PassageMatthew 5BookMatthewThemeThe Beatitudes and the higher righteousness

Matthew 5 opens the Sermon on the Mount with three movements: the Beatitudes describe the citizens of the kingdom (1-12), the salt-and-light metaphors describe their public function (13-16), and the six antitheses radicalize the law's demands (17-48). The chapter sets up everything that follows.

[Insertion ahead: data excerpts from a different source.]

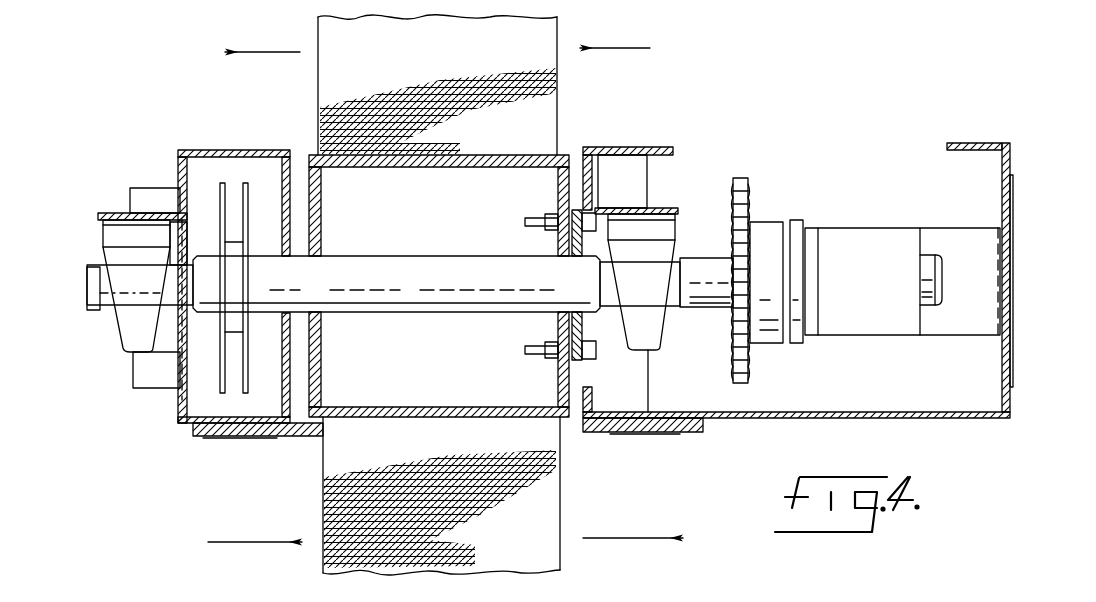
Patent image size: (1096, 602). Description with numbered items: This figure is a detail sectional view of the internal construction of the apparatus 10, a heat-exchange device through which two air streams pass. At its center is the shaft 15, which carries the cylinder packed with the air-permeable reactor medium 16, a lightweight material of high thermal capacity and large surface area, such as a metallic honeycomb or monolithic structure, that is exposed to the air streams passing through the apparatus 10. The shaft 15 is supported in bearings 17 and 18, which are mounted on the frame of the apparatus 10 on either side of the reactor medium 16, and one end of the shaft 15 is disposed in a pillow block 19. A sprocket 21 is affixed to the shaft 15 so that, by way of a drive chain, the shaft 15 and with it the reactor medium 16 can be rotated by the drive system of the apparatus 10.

The apparatus 10 is at (683, 128).
The shaft 15 is at (475, 303).
The reactor medium 16 is at (549, 115).
The bearing 17 is at (133, 333).
The bearing 18 is at (656, 330).
The pillow block 19 is at (867, 238).
The sprocket 21 is at (748, 193).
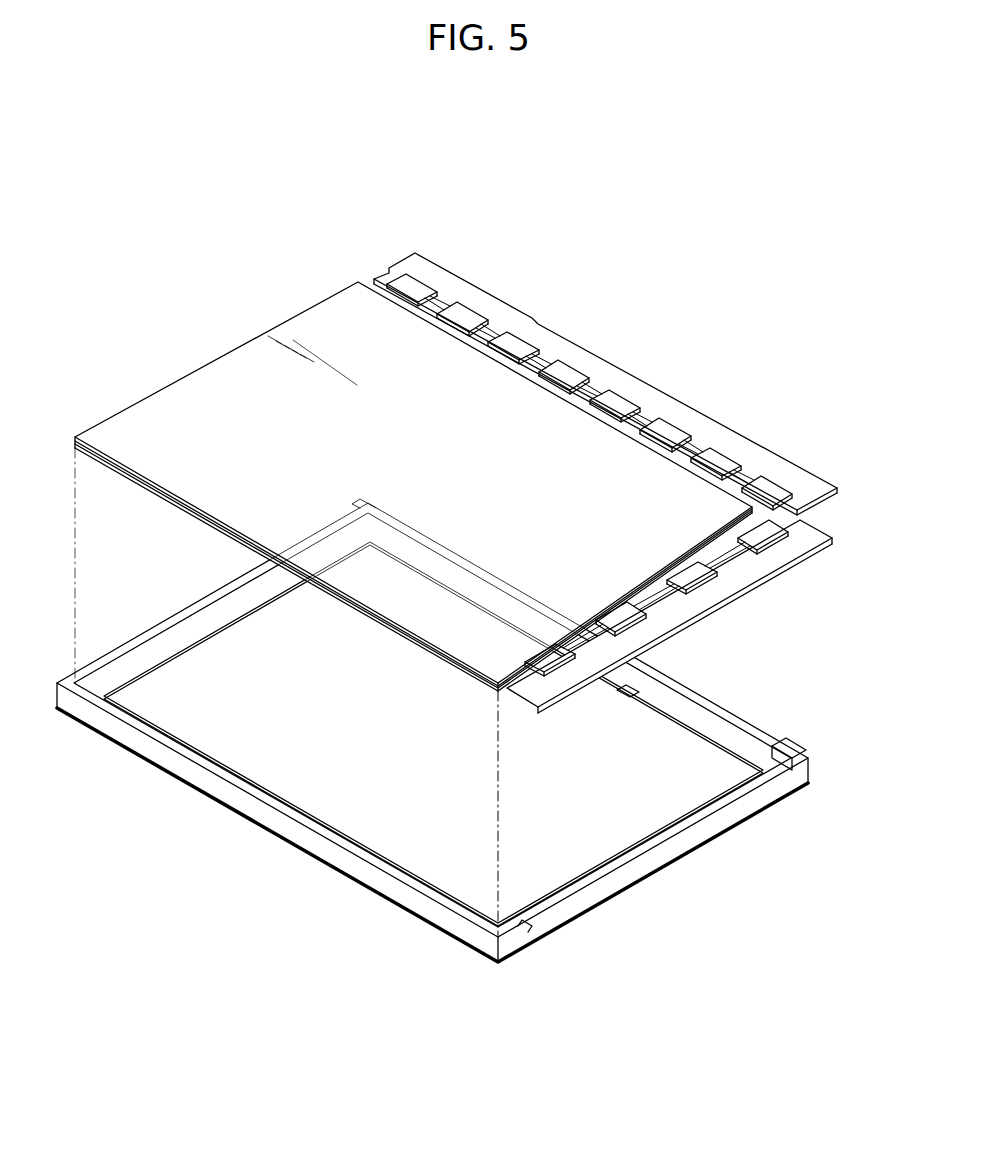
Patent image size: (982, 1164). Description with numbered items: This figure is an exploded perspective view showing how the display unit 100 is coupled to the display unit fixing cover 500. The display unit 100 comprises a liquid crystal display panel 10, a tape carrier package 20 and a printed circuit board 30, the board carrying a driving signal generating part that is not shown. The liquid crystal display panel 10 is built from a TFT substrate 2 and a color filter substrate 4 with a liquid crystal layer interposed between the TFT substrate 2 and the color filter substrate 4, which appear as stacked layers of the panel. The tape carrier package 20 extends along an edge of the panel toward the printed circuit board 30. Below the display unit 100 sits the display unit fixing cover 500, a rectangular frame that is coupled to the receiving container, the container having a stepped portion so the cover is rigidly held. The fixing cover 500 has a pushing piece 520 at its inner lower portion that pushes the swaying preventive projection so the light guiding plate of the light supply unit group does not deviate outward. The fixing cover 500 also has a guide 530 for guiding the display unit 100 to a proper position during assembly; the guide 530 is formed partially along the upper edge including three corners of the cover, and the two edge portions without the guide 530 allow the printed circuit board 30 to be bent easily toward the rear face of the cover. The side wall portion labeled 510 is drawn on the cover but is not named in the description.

The TFT substrate 2 is at (122, 476).
The color filter substrate 4 is at (128, 410).
The liquid crystal display panel 10 is at (413, 486).
The tape carrier package 20 is at (757, 535).
The printed circuit board 30 is at (805, 548).
The display unit 100 is at (481, 483).
The display unit fixing cover 500 is at (432, 705).
The sidewall 510 is at (718, 812).
The pushing piece 520 is at (628, 698).
The guide 530 is at (197, 596).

Matthew 5 contains nine "blessed" statements and six "you have heard… but I say to you" radicalizations. The arithmetic alone tells you Jesus is reframing everything.

Historical context

Matthew opens the first discourse on a mountain — the setting evokes Moses on Sinai. The disciples come up to Jesus; he sits to teach (the rabbinic posture of authority). The chapter has three distinct movements that flow into each other.

Three sermon arc options

  • The Beatitudes. 5:1-12. Eight blessings (and one expansion). Walk each pairing — the present-tense "blessed are" and the future-tense promise. The citizens of the kingdom are recognizable by these qualities.
  • Salt and light. 5:13-16. Two short images. Salt that has lost its saltiness; light that's hidden. Both useless. The application is public: your good works should be visible so others glorify the Father.
  • The six antitheses. 5:17-48. Murder, adultery, divorce, oaths, retaliation, love of enemies. Six pairs of "you have heard… but I say to you." Each radicalizes the law from action to disposition.

Original language notes

Plēroō ("fulfill," v. 17) — to fill full, complete. Jesus doesn't abolish the law; he brings it to its intended fullness. Teleios ("perfect/complete," v. 48) — wholeness, maturity. The call is not to flawlessness but to the kind of completeness God displays.

Five illustration hooks

  • Honor codes inverted — the world honors strength; Jesus honors meekness.
  • A city on a hill at night — impossible to hide, by topology.
  • A salt that's no longer salt — by losing its essential property, it loses its purpose.
  • A law that goes deeper than the law — internal not just external.
  • Loving an enemy — the most distinctively Christian behavior in the antitheses.

Cross-references

  • Luke 6:20-26 — Luke's Beatitudes (with woes).
  • Romans 12:17-21 — Paul on enemy love.
  • Galatians 5:14 — The whole law summed up in love.
  • James 1:22-25 — Doers of the law, not hearers — Jamesian echo.

Pastoral application

Each section can carry a sermon. The Beatitudes alone is a three-week mini-series. Resist the urge to compress. The room needs time with each blessing and each antithesis.